O adeus em Paris

Num mundo repleto de diversidade cultural, é notável como o adeus é compreensível em qualquer contexto

Foto: Joe de Sousa | Unsplash

O adeus, frequentemente associado a despedidas, transcende essa conotação e assume-se como um cumprimento universal. É um gesto que ultrapassa barreiras culturais e linguísticas, ligando pessoas de diferentes partes do mundo através de um aceno ou interação. Este gesto modesto carrega consigo significados, muitos dos quais vão além do simples adeus.

Estive em Paris e, enquanto navegava no Rio Sena num bateau mouche, a degustar um couscous com sabor a hortelã e cores primavera, embalada pela voz suave de Édith Piaf, senti a magia do gesto despreocupado de adeus, e de receber em retorno, o adeus simpático dos desconhecidos que se passeavam nas margens firmes. A felicidade inocente, quase infantil, desses instantes fez juntar estas palavras que agora está a ler.

Num mundo repleto de diversidade cultural, é notável como o adeus é compreensível em qualquer contexto. Independentemente da língua falada, da indumentária ou das tradições, o gesto de acenar “adeus” é reconhecido. Este facto realça a beleza da comunicação humana, que vai além das palavras e encontra expressão nas ações.

O adeus é uma saudação com várias nuances. É uma despedida após um encontro, mas também uma saudação ao que virá. Expressa gratidão e apreço pela companhia, e um compromisso de reencontro no futuro. O adeus torna-se uma ligação entre o passado, o presente e o porvir, celebrando a vida que se desdobra diante de nós.

Este gesto transcultural testemunha o desejo intrínseco de nos conectarmos uns com os outros. Através do adeus, estabelecemos uma ligação, por vezes breve, mas significativa, com as pessoas que cruzam o nosso caminho. Esta ligação é um lembrete de que, apesar das diferenças, partilhamos uma humanidade comum e a habilidade de comunicar emoções e intenções sem recorrer às palavras.

Na sua simplicidade, o adeus também nos recorda a brevidade da vida e a importância de valorizar cada momento. As despedidas podem ser agridoces. Enquanto celebramos as memórias que criamos, reconhecemos também a inevitabilidade das separações. No entanto, o adeus mantém vivo o espírito daqueles que conhecemos e permite-nos manter aceso o fogo das experiências partilhadas.
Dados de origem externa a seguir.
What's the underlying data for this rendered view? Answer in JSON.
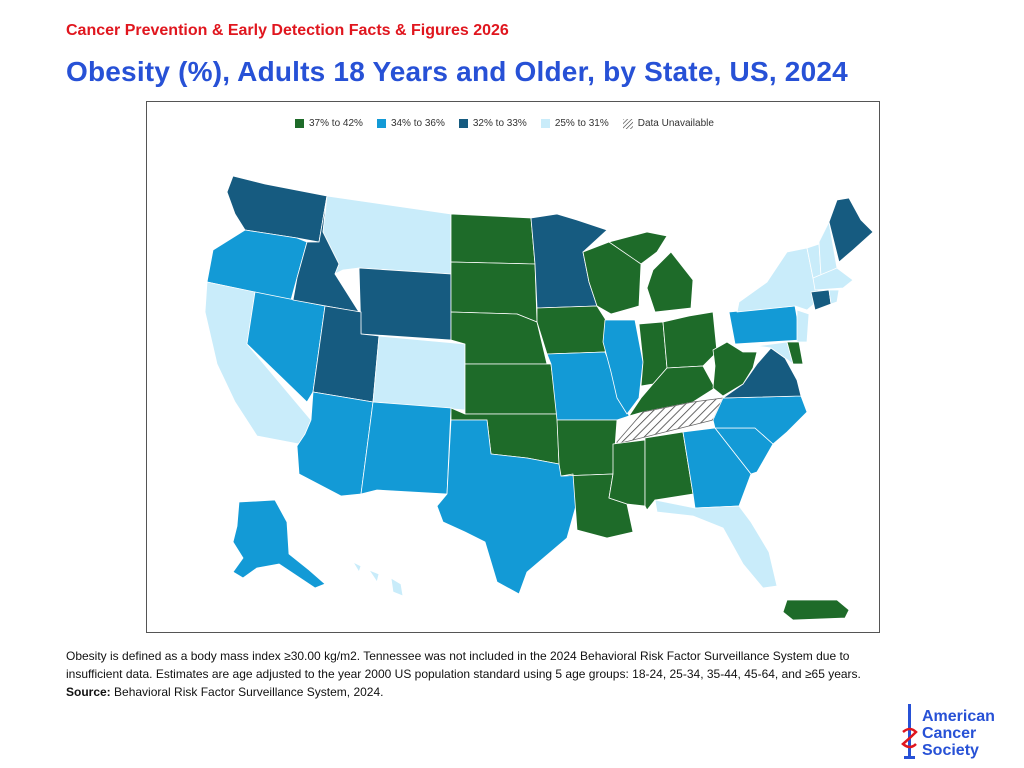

Quando acenamos adeus, saudamos a humanidade partilhada. Foi isso que senti nas dezenas de acenos amistosos que recebi e enviei, enquanto o reflexo da Torre Eiffel resplandecia no Sena. Com um adeus, honramos o presente e o futuro, expressando o que as palavras nem sempre conseguem transmitir.

Enquanto escrevo estas linhas, é impossível não recordar o «Senhor do Adeus»:

«Venho para a Praça Duque de Saldanha desde que fiquei nas mãos de não ter ninguém. Nasci aqui perto, na casa da minha avó. Um palacete bonito que o Calouste Gulbenkian quis comprá-lo. A vida dá estranhas voltas, o meu destino é acenar a quem me cumprimenta. Estou sujeito a que me chamem maluco, mas não me importo. Da minha solidão sei eu».
João Manuel Serra, o «Senhor do Adeus»

O adeus é saudade. É esperança no que ainda virá. Mas também é solidão.